Autre problème de taille : 6 patients ont arrêté précocement leur traitement. 3 ont dû être transférés en soins intensifs, un a quitté l'hôpital parce qu'il était testé négatif, un autre a dû interrompre le traitement pour cause d'effets secondaires, et enfin un patient est décédé. Que des patients sortent d'une étude, rien de plus normal. En revanche, que ces cas ne soient pas rapportés comme tels et exclus des statistiques, que ces 6 cas ne soient pas considérés comme des échecs et inclus comme tels, ça ne l'est absolument pas.

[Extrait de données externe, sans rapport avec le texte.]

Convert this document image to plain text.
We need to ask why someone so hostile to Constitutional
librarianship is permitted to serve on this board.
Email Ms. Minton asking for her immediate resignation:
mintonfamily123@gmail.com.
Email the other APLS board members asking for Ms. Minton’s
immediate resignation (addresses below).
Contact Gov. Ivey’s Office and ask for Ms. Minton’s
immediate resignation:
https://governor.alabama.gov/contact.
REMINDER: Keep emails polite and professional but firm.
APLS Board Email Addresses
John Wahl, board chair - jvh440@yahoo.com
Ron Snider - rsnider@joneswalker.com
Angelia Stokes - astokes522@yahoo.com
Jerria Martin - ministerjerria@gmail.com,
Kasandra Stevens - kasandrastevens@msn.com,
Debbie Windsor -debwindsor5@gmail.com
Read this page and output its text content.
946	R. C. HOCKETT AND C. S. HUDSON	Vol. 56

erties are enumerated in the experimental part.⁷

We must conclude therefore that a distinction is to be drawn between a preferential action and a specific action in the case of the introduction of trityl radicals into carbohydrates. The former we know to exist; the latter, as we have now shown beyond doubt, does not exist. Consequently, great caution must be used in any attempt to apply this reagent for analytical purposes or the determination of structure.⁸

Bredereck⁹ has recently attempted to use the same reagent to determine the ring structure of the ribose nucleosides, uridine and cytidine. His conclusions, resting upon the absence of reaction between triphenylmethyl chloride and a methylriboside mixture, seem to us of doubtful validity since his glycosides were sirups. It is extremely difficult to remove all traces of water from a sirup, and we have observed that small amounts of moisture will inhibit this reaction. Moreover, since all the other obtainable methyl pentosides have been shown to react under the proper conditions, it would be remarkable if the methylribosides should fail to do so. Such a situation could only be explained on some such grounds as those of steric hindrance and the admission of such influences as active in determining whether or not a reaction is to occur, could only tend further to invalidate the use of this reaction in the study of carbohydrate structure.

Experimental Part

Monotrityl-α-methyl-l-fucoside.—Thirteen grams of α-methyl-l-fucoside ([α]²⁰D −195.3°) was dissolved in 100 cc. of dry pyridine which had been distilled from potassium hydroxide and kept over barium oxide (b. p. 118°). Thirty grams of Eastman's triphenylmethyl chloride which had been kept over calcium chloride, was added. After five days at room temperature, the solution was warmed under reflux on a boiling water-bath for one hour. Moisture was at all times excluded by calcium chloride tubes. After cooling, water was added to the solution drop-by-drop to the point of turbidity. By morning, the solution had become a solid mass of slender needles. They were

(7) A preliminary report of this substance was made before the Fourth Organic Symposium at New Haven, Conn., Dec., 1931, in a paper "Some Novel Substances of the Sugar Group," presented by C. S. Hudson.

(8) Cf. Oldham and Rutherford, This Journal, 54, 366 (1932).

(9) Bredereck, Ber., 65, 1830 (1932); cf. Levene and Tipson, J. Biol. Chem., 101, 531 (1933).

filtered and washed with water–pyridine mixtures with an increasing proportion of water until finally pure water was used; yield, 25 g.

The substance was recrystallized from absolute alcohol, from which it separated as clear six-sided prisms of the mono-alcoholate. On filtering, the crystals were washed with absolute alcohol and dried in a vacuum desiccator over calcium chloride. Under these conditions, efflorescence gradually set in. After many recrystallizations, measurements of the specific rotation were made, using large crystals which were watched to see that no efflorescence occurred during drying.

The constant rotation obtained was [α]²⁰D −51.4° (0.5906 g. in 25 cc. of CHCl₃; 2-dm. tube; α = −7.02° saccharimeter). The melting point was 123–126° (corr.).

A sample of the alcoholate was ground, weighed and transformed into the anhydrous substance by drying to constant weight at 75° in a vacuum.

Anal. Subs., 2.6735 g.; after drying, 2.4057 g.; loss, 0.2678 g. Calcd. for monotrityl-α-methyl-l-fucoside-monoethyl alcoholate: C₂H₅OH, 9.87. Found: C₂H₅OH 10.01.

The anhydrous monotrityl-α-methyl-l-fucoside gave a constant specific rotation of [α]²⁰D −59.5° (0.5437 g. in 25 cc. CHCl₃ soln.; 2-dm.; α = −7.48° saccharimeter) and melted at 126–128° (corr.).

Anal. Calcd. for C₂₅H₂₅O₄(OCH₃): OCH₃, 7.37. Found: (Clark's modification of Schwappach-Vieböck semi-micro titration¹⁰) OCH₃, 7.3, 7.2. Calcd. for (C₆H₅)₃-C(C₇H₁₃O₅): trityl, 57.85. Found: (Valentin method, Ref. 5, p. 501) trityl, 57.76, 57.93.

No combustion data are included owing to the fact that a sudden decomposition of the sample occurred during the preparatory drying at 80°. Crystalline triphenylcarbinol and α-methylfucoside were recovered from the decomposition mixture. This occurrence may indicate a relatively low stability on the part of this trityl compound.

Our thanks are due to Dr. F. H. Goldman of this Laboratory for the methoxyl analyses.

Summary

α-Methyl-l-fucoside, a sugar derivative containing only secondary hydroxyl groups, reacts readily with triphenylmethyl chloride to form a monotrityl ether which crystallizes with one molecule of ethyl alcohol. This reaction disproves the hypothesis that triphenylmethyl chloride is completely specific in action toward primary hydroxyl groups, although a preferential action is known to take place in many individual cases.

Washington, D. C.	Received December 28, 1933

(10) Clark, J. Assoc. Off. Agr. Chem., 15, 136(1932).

Il est intéressant de noter que le premier auteur de l'étude, Philppe Gautret conclut lui-même : « Notre étude présente certaines limites, notamment la petite taille de l’échantillon, le suivi limité des résultats dans le temps et l’abandon de six patients ».

Dernier problème, et pas des moindres : l'étude est donc publiée dans la revue The International Journal of Antimicrobial Agents dont l'éditeur en chef est Jean-Marc Rolain, l'un des membres de l'équipe de Didier Raoult et co-auteur de l'étude.

Alors que faut-il penser de cet essai, si imparfait, qui a fait couler autant d'encre ? Vincent Dubée, infectiologue au service des maladies infectieuses du CHU d'Angers, estime qu'il ne faut pas se méprendre : cette étude n'est pas un essai clinique à proprement parler mais une étude à objectif virologique. Le but était de tester la diminution de la charge virale dans les sécrétions nasales après traitement à l'hydroxychloroquine.

Mais qui dit absence de charge virale dans les sécrétions nasales à l'issue de l'étude – c'est ce qui a été testé – ne dit pas guérison de la maladie. Le virus peut rester présent dans les poumons. Par ailleurs, certains malades sortent cliniquement en bonne santé, alors que leur test PCR montre encore une présence virale dans les prélèvements rhinopharyngés.

Le point positif des travaux de Didier Raoult, c'est d'avoir fait la lumière sur un médicament potentiellement efficace, sans toutefois faire la preuve de son efficacité au vu des trop nombreux biais de ses travaux. Néanmoins, grâce à eux, l'hydroxychloroquine a été ajoutée à la liste des produits testés dans l'importante étude épidémiologique européenne Discovery, qui va tester 3200 patients dans différents pays dont 800 en France.

Pour conclure, l'état d'urgence épidémique et sanitaire n'imposait-il pas d'aller plus vite, quitte à être plus souple sur la méthodologie ? C'est précisément là que le raisonnement est faussé. Les circonstances exceptionnelles que nous traversons engagent la communauté scientifique à encore plus d’exigence, et à ne pas céder aux effets d'annonce qui peuvent être terriblement délétères pour la population et conduire à des incompréhensions, en l'occurrence ; pourquoi ne pas traiter tous les malades d'ores et déjà avec de l'hydroxychloroquine sans plus de précautions ? Pour une bonne raison : parce que dans l'état actuel de nos connaissances, il est impossible, sur la base de ces travaux, d'affirmer que ce médicament est efficace pour lutter contre le Covid-19.

Pour l'heure, si la Haute Autorité de Santé a accepté d'administrer ce traitement à certains malades qui présentent des cas graves, c'est au titre que l'on appelle « compassionnel », c'est à dire sans assurance de l'efficacité du traitement mais à défaut de pouvoir en administrer un autre.